Our key findings across all the areas we inspected were as follows:

  • There was a system in place for reporting and recording significant events and staff were aware how to report an incident.

  • Staff were knowledgeable about the actions they would take if they had any safeguarding concerns.

  • There were embedded systems in relation to obtaining, prescribing, recording, handling, storing and security of medicines.

  • Not all staff acting as a chaperone had been risk assessed to ensure they were able to carry out the role or received a Disclosure and Barring Service (DBS) check, if appropriate.

  • Not all appropriate recruitment checks have been carried out before staff members started employment, as well as the monitoring of ongoing professional registration status.

  • Risk assessments and data sheets were not available for all control of substances hazardous to health (COSHH) products.

  • The practice had templates set up on the patient record system which reflected best practice guidelines and support planning of patient care with specific long-term conditions.

  • Clinical audits were carried out and improvements made to the service provision as a result.
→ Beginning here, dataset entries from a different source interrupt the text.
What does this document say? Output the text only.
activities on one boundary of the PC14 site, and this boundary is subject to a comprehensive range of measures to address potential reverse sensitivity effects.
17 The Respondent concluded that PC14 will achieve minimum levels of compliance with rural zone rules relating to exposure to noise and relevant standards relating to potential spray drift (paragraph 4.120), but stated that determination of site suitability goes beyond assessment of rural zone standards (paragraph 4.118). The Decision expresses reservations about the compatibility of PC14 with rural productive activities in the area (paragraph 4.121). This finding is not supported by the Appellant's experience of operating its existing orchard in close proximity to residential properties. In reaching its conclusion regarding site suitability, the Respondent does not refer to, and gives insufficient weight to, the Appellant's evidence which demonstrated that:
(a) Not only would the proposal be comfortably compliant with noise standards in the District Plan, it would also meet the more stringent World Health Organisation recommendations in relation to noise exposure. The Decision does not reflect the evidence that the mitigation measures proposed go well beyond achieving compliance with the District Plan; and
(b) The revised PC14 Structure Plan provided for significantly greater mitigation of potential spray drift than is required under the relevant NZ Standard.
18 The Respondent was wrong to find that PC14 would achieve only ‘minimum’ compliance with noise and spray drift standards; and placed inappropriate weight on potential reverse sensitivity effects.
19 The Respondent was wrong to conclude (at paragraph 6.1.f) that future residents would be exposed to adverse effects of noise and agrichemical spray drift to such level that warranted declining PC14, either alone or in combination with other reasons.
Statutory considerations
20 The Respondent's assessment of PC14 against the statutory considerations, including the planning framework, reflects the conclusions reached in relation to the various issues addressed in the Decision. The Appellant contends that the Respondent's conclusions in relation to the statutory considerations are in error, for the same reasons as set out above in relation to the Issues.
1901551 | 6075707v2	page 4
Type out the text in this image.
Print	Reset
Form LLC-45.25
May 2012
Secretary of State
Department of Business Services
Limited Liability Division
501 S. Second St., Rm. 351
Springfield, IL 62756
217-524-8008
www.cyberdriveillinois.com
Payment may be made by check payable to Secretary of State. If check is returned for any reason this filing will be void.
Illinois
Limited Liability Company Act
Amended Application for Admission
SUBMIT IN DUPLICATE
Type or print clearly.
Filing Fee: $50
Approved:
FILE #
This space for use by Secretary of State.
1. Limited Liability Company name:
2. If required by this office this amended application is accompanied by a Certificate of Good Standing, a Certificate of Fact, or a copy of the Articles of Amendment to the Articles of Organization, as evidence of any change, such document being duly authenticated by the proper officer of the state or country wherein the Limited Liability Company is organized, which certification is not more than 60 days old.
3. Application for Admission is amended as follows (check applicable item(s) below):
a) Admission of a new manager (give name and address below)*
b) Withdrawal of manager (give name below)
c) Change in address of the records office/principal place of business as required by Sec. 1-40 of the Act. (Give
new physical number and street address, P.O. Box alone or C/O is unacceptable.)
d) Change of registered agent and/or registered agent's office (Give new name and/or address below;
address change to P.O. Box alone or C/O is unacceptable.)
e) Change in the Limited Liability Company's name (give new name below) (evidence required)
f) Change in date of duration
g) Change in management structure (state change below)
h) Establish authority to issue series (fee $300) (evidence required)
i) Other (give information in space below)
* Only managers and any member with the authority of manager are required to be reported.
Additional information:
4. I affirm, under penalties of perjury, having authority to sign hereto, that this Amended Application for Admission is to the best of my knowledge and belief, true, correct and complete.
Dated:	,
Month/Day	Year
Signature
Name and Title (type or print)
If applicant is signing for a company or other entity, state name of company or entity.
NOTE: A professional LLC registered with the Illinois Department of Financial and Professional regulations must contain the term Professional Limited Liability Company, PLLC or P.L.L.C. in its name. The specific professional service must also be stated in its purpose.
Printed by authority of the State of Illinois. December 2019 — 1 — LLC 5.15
  • Staff had the skills, knowledge and experience to deliver effective care and treatment and there was evidence of appraisals and personal development plans for all staff.

  • Unplanned admissions or readmissions were reviewed on a daily basis and care plans were altered, as necessary.

  • Staff worked with multidisciplinary teams to understand and meet the range and complexity of patients’ needs.

  • Patients said they were treated with dignity and respect and they were involved in decisions about their care and treatment.

  • We saw staff were polite and professional, they treated patients with kindness and respect, and maintained patient confidentiality.

  • A GP partner attended locality meetings to assist with the review of the local population and engaged with the NHS England Area Team and Clinical Commissioning Group to secure improvements to services where these were identified.

  • Most patients told us they found it easy to make an appointment.

  • Patients said there was continuity of care and were aware urgent appointments were available the same day, if needed.

  • Information about how to complain was available in the patient waiting area. Learning from complaints had been identified and the practice manager was taking action around the main theme.

  • There was no documented overarching governance framework to support the delivery of a strategy and good quality care. However, GP partners were aware of the need to improve record keeping and systems which monitored and outlined the vision for the practice.

  • Practice specific policies were implemented and were available to all staff.

  • A programme of clinical and internal audit was in place which was used to monitor quality and to make improvements.

  • There was a leadership structure in place and staff felt supported by management.

  • There was an active patient participation group which met on a regular basis. The practice acted on feedback from the group and also feedback from patients and staff.

  • The provider was aware of and complied with the requirements of the Duty of Candour. The partners encouraged a culture of openness and honesty.

The areas where the provider must make improvements are:

  • The practice must review it’s governance arrangements to ensure all systems and processed are in place to ensure risks are identified and managed, for example in relation to risk assessments and monitoring of professional registrations.

  • Ensure all appropriate recruitment checks carried out before staff members start employment.

In addition the provider should:

  • Ensure a strategy is in place to identify the practice vision to support good quality patient care.

  • Consider carrying out an access audit to ensure all reasonable adjustments are made for all patients to access the service.